Le gouvernement promet des JO-2030 "exemplaires sur le plan environnemental"

Les Jeux olympiques et paralympiques d'hiver en 2030 dans les Alpes françaises seront "exemplaires sur le plan environnemental", a promis lundi le gouvernement, qui reconnaît que les territoires de montagne sont "les premières victimes du dérèglement climatique".

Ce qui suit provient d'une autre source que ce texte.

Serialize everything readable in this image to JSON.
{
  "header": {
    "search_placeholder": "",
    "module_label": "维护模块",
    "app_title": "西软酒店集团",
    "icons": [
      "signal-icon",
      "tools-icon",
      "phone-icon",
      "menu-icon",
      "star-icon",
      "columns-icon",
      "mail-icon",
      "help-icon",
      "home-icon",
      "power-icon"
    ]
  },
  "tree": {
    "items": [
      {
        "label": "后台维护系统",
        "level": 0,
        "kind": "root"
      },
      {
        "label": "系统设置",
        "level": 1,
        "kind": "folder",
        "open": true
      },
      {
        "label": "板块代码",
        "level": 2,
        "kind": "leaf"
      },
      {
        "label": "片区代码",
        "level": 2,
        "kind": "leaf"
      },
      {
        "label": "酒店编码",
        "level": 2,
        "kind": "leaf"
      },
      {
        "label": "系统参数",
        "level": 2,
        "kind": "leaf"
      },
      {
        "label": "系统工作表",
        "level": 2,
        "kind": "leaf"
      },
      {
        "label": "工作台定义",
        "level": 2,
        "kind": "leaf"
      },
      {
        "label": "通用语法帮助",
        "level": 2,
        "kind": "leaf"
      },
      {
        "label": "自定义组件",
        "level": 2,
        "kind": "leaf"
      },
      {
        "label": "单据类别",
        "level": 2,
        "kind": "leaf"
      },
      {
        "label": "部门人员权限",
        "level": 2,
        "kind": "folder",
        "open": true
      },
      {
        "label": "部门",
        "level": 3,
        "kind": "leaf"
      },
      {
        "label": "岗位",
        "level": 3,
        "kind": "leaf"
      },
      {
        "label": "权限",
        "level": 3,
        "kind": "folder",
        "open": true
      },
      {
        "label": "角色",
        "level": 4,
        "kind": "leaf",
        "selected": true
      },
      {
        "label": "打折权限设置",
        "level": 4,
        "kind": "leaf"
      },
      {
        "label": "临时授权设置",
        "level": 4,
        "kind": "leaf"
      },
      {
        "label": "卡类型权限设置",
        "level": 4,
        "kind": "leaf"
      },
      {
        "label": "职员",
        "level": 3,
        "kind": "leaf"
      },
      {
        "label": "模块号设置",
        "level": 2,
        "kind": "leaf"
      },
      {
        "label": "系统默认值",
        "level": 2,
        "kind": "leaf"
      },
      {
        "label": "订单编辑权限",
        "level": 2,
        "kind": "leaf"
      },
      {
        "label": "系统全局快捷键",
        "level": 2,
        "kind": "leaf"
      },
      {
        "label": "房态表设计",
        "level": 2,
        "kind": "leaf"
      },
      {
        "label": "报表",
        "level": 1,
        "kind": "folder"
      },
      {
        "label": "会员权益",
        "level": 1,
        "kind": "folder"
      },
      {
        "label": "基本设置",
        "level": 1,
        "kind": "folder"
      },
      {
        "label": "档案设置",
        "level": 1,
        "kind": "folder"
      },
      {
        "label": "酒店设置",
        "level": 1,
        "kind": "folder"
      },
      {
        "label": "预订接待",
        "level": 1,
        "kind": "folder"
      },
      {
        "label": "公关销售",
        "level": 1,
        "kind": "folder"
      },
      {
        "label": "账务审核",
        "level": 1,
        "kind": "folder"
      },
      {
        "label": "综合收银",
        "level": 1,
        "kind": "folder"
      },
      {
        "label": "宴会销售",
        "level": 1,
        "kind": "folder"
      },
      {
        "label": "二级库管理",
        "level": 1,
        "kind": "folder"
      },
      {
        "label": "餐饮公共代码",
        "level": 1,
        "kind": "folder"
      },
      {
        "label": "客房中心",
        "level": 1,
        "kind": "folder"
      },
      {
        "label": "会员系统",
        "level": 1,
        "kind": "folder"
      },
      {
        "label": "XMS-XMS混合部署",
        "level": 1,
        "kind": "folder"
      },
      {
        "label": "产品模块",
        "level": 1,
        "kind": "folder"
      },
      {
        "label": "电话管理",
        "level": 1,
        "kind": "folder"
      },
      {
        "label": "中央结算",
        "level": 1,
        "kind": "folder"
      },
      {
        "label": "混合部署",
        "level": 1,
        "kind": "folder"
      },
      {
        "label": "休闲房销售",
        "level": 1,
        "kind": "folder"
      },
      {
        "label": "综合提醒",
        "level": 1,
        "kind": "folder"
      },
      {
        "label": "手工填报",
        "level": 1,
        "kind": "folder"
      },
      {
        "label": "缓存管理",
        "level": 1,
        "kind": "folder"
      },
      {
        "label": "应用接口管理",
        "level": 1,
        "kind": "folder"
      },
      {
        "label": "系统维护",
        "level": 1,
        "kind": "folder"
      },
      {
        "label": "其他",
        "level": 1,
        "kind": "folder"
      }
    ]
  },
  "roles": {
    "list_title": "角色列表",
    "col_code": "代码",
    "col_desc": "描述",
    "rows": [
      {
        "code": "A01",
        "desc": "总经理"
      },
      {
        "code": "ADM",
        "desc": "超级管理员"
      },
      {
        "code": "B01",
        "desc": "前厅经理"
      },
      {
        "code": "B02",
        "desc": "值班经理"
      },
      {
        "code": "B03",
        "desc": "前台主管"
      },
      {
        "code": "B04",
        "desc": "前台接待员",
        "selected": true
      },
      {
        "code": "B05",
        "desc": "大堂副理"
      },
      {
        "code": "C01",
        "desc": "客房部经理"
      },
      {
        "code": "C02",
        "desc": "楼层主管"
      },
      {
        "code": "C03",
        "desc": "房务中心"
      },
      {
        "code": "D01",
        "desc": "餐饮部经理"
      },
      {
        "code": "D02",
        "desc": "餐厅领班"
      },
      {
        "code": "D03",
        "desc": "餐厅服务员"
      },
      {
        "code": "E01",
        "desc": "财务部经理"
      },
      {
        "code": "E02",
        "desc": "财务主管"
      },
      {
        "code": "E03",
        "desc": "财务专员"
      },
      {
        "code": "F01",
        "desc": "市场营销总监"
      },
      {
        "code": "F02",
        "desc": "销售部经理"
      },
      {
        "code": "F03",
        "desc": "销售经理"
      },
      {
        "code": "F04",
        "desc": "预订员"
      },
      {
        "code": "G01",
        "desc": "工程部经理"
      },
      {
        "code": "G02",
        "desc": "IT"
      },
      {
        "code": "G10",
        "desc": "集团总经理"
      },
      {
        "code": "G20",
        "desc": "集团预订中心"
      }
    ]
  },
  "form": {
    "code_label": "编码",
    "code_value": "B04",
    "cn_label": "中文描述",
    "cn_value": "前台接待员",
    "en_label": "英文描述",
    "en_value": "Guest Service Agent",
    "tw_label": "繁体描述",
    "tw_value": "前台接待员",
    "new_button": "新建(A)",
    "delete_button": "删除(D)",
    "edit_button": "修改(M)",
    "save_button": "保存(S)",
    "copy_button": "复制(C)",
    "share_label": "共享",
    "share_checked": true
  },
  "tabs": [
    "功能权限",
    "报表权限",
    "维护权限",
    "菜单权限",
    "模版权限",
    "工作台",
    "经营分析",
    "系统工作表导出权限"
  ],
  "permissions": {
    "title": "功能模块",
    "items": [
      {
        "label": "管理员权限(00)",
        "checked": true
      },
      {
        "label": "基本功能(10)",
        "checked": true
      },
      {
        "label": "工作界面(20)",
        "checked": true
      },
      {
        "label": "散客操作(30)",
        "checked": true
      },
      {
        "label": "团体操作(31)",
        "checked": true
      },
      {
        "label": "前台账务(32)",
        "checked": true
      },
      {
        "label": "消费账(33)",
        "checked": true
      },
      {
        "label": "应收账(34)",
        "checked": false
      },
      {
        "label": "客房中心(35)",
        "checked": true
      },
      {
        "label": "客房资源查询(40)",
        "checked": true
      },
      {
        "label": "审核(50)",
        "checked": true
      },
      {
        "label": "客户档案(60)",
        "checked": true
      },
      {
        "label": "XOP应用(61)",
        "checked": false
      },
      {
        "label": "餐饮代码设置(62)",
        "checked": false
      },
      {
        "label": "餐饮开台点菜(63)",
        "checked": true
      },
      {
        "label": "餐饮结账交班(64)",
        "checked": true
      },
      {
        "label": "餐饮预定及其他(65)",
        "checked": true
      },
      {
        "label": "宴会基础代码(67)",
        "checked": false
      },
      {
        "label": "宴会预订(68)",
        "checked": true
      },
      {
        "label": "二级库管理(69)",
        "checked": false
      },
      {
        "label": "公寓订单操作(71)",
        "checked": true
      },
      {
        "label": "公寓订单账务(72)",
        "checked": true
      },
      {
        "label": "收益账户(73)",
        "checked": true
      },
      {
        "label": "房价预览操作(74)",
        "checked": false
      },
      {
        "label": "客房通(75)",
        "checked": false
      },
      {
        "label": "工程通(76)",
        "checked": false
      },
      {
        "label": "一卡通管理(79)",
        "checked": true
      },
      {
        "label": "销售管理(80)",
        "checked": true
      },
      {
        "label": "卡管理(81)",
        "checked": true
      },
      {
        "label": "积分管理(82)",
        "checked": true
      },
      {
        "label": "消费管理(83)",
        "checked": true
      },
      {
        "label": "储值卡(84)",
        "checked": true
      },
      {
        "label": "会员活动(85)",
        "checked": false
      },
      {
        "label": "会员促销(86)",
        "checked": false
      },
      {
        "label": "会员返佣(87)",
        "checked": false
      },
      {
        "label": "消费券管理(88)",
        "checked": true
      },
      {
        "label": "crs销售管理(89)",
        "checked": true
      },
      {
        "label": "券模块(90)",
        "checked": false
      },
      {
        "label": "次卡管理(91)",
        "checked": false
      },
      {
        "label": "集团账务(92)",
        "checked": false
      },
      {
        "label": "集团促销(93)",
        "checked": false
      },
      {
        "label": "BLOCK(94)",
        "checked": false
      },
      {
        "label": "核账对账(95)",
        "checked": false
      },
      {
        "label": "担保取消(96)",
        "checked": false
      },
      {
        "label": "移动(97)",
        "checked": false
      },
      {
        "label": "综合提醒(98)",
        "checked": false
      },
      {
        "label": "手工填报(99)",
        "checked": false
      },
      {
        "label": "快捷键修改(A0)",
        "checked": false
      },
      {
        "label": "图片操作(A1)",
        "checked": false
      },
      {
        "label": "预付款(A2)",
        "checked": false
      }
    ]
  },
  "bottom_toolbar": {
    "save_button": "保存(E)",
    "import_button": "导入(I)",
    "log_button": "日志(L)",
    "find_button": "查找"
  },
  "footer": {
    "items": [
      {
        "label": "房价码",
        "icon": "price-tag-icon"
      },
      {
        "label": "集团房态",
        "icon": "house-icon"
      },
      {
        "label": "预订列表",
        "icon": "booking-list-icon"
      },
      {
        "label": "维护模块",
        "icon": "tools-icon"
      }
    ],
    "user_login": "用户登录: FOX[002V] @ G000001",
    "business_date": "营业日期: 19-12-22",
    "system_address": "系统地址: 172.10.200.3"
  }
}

Le ministre délégué chargé de la Transition écologique, Mathieu Lefèvre, et la ministre des Sports, Marina Ferrari, ont réuni pour la première fois le conseil stratégique chargé d'élaborer la feuille de route environnementale pour ces JO.

"On veut en faire des Jeux exemplaires sur le plan environnemental. Les territoires de montagne sont les premières victimes du dérèglement climatique", a résumé devant la presse Mathieu Lefèvre.

Marina Ferrari a souligné que le but était d'avoir "des objectifs détaillés, que nous pourrons suivre" et également "d'associer le plus largement dans la consultation" autour de cette feuille de route.

Le document va s'appuyer sur huit "enjeux clé" (émissions de gaz à effet de serre, énergie, aménagement, écosystèmes et biodiversité, alimentation, eau, santé, économie circulaire). "Avec des objectifs précisés et complétés d'ici avril, il sera soumis à la consultation des instances environnementales, de la société civile et des territoires", précise un communiqué.

Ces Jeux "ne doivent pas seulement limiter leurs impacts, mais contribuer durablement au développement et à la préservation de territoires riches en biodiversité, plus sobres, plus robustes et mieux préparés aux défis climatiques", est-il indiqué.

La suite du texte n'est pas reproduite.